Sobre tan importante momento disponemos de un poema que afirma:
La misericordia nunca falta a los que se acogen a la protección de Buda. No hay perfección más alta que la consecución de la Bondad, tarea a la que deben entregarse de lleno los que son auténticos sabios. La serenidad absoluta sólo se alcanza, cuando se cumplen las cinco leyes[3] y se aceptan los tres principios[4]. Cuando el rey de Bhiksu perdió el juicio, la suerte de mil niños[5] se tornó oscura y triste. Afortunadamente el Peregrino se ofreció a salvar sus vidas y, de esta forma, adquirió un mérito incalculable.
Era aproximadamente la hora de la tercera vigilia, cuando los dioses terminaron de transportar la última cerca para gansos. El Peregrino bajó entonces de la nube, yendo a aterrizar exactamente en el patio del palacio en el que se encontraban el maestro y sus hermanos.
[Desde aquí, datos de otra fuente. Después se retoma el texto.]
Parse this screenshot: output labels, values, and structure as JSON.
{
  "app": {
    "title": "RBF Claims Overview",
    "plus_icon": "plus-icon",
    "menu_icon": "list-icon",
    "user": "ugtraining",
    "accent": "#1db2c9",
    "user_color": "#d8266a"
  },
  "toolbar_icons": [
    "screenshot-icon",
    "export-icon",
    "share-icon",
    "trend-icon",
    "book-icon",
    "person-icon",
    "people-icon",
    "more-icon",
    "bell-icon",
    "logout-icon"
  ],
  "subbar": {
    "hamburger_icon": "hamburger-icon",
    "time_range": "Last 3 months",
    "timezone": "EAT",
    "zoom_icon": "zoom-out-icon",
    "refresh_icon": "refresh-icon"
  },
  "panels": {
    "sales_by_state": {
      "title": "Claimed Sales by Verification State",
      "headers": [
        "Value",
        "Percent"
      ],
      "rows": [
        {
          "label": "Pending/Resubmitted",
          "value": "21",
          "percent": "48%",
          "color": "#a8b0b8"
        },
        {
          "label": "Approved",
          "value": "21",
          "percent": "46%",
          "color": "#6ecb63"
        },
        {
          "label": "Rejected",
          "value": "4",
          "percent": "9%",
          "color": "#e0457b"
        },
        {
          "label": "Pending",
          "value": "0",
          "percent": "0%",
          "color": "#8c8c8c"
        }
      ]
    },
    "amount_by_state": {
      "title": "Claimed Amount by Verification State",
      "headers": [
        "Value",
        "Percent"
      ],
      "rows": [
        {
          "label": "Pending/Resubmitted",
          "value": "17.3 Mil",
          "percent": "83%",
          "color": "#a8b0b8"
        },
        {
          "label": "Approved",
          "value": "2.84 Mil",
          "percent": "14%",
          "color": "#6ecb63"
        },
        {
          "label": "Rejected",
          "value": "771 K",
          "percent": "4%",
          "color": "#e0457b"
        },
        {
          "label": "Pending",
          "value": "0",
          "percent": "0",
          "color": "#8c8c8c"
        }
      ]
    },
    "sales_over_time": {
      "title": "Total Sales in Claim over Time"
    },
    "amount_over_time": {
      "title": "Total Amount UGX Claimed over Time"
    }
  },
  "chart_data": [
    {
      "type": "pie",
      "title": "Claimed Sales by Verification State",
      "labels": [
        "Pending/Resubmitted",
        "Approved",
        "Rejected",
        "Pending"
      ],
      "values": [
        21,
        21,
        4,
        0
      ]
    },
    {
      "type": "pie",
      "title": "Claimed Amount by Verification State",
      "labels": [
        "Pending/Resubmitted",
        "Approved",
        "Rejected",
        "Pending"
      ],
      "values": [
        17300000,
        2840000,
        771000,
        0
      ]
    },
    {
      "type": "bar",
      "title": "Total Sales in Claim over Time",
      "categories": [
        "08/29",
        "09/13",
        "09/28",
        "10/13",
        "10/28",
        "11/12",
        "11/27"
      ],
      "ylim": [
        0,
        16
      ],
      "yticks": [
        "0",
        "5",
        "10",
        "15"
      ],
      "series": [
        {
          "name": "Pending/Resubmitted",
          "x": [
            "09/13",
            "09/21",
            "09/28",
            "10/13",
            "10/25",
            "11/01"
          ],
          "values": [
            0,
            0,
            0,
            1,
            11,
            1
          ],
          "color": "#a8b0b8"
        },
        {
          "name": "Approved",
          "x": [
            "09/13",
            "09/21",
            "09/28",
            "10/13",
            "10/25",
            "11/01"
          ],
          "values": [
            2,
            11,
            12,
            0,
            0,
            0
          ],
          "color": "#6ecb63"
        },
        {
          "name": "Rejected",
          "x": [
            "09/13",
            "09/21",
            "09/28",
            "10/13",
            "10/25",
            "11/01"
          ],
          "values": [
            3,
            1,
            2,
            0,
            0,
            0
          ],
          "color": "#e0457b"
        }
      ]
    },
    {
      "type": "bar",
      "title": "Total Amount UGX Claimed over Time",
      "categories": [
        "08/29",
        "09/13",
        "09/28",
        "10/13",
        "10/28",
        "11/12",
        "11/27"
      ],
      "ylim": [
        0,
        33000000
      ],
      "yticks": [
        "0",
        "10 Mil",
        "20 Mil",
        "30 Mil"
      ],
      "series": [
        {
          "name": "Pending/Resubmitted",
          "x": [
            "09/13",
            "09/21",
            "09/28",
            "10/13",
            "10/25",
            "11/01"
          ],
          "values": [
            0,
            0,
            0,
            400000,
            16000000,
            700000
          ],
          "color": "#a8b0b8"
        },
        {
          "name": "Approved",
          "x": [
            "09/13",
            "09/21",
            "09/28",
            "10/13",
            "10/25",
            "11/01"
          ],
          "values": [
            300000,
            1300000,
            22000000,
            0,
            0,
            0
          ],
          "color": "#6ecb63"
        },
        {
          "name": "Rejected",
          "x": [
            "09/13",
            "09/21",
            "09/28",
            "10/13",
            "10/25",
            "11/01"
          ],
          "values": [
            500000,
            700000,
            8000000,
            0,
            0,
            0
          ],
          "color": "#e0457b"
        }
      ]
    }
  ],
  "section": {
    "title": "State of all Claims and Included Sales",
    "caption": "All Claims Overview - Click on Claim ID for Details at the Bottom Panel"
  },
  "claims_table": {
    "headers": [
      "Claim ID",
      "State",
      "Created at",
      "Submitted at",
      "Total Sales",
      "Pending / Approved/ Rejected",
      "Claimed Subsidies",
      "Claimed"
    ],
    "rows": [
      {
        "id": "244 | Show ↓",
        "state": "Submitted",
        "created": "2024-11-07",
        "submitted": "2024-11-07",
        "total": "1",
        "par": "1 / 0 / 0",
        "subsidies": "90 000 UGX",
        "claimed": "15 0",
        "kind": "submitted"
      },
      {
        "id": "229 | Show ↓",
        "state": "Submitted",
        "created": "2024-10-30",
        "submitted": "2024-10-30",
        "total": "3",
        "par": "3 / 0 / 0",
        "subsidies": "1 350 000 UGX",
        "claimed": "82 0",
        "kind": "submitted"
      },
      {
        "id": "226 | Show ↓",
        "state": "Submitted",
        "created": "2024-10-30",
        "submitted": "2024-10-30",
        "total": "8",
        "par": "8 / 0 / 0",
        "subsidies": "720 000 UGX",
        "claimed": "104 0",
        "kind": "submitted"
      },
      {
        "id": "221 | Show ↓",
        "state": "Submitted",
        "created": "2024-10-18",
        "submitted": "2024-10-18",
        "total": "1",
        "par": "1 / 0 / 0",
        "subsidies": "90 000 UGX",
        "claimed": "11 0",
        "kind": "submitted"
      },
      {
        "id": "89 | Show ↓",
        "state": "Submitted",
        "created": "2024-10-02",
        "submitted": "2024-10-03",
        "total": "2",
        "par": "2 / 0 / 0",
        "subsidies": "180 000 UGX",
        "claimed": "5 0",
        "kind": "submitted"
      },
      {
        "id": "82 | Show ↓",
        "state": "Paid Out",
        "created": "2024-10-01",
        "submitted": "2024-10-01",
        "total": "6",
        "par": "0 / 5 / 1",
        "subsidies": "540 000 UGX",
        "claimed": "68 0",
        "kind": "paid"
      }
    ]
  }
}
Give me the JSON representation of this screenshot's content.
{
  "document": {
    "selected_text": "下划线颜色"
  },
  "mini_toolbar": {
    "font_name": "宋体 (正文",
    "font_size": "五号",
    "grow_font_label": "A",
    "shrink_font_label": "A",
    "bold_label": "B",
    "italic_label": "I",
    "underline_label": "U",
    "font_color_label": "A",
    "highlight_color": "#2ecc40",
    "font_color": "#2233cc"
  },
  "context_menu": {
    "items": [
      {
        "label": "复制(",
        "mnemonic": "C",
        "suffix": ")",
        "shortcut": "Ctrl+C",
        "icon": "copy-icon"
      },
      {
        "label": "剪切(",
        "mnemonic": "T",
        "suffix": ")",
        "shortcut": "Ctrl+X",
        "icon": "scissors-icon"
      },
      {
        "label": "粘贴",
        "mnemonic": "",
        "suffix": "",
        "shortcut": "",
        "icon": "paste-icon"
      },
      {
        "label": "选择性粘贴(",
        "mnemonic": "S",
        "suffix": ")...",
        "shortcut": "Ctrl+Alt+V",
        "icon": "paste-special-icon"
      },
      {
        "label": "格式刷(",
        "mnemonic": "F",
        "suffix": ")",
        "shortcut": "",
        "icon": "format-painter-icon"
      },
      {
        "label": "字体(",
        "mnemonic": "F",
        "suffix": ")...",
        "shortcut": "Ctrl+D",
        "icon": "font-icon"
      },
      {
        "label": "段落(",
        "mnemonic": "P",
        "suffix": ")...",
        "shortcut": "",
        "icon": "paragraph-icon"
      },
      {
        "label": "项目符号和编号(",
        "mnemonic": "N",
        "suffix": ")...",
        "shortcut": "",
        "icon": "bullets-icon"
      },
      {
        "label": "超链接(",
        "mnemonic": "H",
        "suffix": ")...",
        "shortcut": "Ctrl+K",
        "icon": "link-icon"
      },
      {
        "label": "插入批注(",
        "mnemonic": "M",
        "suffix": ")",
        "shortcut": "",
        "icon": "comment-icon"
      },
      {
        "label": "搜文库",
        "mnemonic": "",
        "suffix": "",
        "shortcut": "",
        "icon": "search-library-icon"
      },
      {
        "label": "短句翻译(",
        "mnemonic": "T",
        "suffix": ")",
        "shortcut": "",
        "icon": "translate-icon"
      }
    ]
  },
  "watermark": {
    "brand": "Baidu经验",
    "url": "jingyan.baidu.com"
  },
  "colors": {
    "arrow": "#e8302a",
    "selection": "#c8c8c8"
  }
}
Antes de poner el pie en el suelo, oyó que continuaban cantando:
—¡Nos sometemos al Buda que da la vida y salva de toda enfermedad! ¡A él únicamente nos sometemos!
Emocionado, el Peregrino se acercó al maestro y dijo:
—Acabo de regresar ahora mismo. ¿Qué os ha parecido el vientecito?
—¿Cómo que vientecito? —replicó Ba-Chie—. ¡Era un auténtico huracán!
—¿Qué ha sido de los niños? —preguntó Tripitaka.
—Acaban de ser sacados de la ciudad uno a uno —contestó el Peregrino—. Regresarán en cuanto nos dispongamos a continuar nuestro viaje.
Tripitaka volvió a darle las gracias y se retiró, finalmente, a descansar. En cuanto amaneció, se vistió a toda prisa y dijo a Wu-Kung:
—Desearía asistir a la audiencia pública de la mañana. Es preciso que nos sellen cuanto antes los documentos de viaje.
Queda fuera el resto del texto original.